The Female Athlete Triad
Is she actually harming herself with these behaviors or is she just ultrahealthy? It is hard to say without more history, but based on the information we have, we can surmise that she has disordered eating at a minimum and possibly a full-blown eating disorder. Disordered eating (including true eating disorders) is one of the 3 components of the female athlete triad. The triad consists of 3 interrelated but distinct conditions: disordered eating, amenorrhea/oligomenorrhea, and osteopenia.1 A female with a chronically negative energy balance (more calories out than in) can suffer from disruption of the normal reproductive hormonal axis. Suppression of this axis can lead to oligomenorrhea or amenorrhea. Loss of regular menstrual cycles can lead to poor bone formation and increased bone loss. This can increase one's risk of developing stress fractures and osteoporosis.

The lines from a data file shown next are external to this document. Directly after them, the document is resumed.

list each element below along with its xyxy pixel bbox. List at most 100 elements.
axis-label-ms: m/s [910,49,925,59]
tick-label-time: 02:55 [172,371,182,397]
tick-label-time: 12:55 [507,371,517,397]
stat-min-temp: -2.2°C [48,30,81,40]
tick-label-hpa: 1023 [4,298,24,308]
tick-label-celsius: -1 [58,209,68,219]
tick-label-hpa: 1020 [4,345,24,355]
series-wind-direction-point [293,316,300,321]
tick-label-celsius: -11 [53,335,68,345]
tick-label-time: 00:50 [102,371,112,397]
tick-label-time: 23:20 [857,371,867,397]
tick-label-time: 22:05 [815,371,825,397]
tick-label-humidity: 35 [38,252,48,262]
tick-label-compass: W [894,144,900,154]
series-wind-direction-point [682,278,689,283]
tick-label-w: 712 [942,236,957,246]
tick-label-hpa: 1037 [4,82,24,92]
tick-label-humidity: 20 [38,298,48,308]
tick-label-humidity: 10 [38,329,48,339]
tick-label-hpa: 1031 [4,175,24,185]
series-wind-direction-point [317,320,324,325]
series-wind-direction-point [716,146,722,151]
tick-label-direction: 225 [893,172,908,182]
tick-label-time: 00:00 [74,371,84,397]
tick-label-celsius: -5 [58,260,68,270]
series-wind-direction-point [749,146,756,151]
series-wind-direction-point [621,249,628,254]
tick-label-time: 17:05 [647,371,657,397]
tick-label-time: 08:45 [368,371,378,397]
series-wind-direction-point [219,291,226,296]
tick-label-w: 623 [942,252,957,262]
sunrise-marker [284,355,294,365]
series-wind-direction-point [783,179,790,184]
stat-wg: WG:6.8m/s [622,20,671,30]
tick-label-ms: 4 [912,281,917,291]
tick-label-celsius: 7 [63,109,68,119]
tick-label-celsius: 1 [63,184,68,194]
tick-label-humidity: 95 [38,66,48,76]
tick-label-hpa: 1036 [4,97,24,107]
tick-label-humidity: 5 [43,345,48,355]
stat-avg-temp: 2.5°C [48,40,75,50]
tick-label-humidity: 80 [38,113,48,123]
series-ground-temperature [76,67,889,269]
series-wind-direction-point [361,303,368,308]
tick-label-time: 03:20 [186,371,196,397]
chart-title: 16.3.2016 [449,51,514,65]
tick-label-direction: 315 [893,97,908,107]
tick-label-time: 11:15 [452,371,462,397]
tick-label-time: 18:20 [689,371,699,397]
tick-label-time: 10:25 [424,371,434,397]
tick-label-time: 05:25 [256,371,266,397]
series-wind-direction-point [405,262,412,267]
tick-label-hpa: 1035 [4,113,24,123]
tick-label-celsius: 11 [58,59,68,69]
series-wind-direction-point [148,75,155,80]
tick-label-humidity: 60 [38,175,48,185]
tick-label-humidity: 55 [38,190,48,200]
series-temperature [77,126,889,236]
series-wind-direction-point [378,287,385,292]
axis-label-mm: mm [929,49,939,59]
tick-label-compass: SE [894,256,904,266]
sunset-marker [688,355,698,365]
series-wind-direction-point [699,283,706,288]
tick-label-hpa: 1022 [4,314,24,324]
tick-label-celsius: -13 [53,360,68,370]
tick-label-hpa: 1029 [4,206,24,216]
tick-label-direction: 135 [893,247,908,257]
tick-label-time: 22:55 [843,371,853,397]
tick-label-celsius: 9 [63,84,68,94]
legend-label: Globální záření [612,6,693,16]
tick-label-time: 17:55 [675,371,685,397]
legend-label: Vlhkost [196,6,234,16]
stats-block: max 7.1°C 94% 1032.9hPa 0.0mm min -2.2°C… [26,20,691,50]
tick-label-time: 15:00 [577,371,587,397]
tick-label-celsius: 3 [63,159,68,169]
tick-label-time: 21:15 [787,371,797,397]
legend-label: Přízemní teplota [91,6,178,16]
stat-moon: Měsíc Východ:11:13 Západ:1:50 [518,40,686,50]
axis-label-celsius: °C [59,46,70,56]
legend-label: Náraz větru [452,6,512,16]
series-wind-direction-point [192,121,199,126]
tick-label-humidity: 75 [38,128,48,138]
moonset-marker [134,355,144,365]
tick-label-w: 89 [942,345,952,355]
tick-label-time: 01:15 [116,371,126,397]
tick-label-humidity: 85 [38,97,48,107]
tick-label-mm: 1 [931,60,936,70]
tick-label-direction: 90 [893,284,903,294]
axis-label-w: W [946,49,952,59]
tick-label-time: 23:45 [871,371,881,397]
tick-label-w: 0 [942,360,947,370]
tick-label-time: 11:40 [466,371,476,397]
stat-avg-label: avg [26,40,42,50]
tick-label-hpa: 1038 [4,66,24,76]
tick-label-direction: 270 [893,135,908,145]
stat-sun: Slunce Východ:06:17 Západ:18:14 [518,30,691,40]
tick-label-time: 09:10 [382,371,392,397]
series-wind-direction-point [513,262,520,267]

Evaluating a patient for the triad requires a comprehensive history including her exercise history, diet history, menstrual history, injury history, psychiatric history, and family history in addition to a complete physical examination and appropriate laboratory testing.
Trying to do a comprehensive evaluation for the Triad in this patient at this visit is probably not practical and will likely be frustrating for the patient and overwhelming for Dr. Hazelton. For this visit, Dr. Hazleton should use Mrs. Kellogg's concern about her heart as a springboard into future discussions regarding her overall health and lifestyle.
- Start by focusing on standard questions for a cardiac evaluation (ie, chest pain, shortness of breath, syncope, family history of sudden death, recent viral illness, etc) Consider her request for an EKG, and be prepared to provide an explanation if an EKG is medically indicated.
- Orthostatic blood pressure and pulse measurements may reproduce her symptoms or provide objective data of inadequate hydration.
- Discussing fluid intake with an active patient is a good way to open the door to further discussions about nutrition.
- A brief menstrual history discussion can be initiated by asking the patient if she may be pregnant and explaining to her that many pregnant women get lightheaded with quick changes in position. If the patient reports infrequent or no menstrual cycles, this would open the door to further evaluation including lab work and follow-up appointments where these areas can be discussed in more detail.
- Request a future visit to spend more time on nutrition, exercise habits, etc.
For this evaluation to continue, the patient will have to "buy into" her physician's concerns and recommendations at some level. Some patients with disordered eating may be secretive and ashamed of their true eating behaviors. Others believe that they have the "perfect diet" and won't understand that their good intentions may not be healthy. A simple explanation of possible health risks may be all that is needed for some patients to understand the physician's concern. Other patients will resist intervention. Dr. Hazelton should persist in expressing her concern, just as she would with a patient who continues to smoke, and, one hopes, it may eventually have an impact.
- American College of Sports Medicine. Position stand. The female athlete triad. Med Sci Sports Exerc 1997;29(5):i-ix.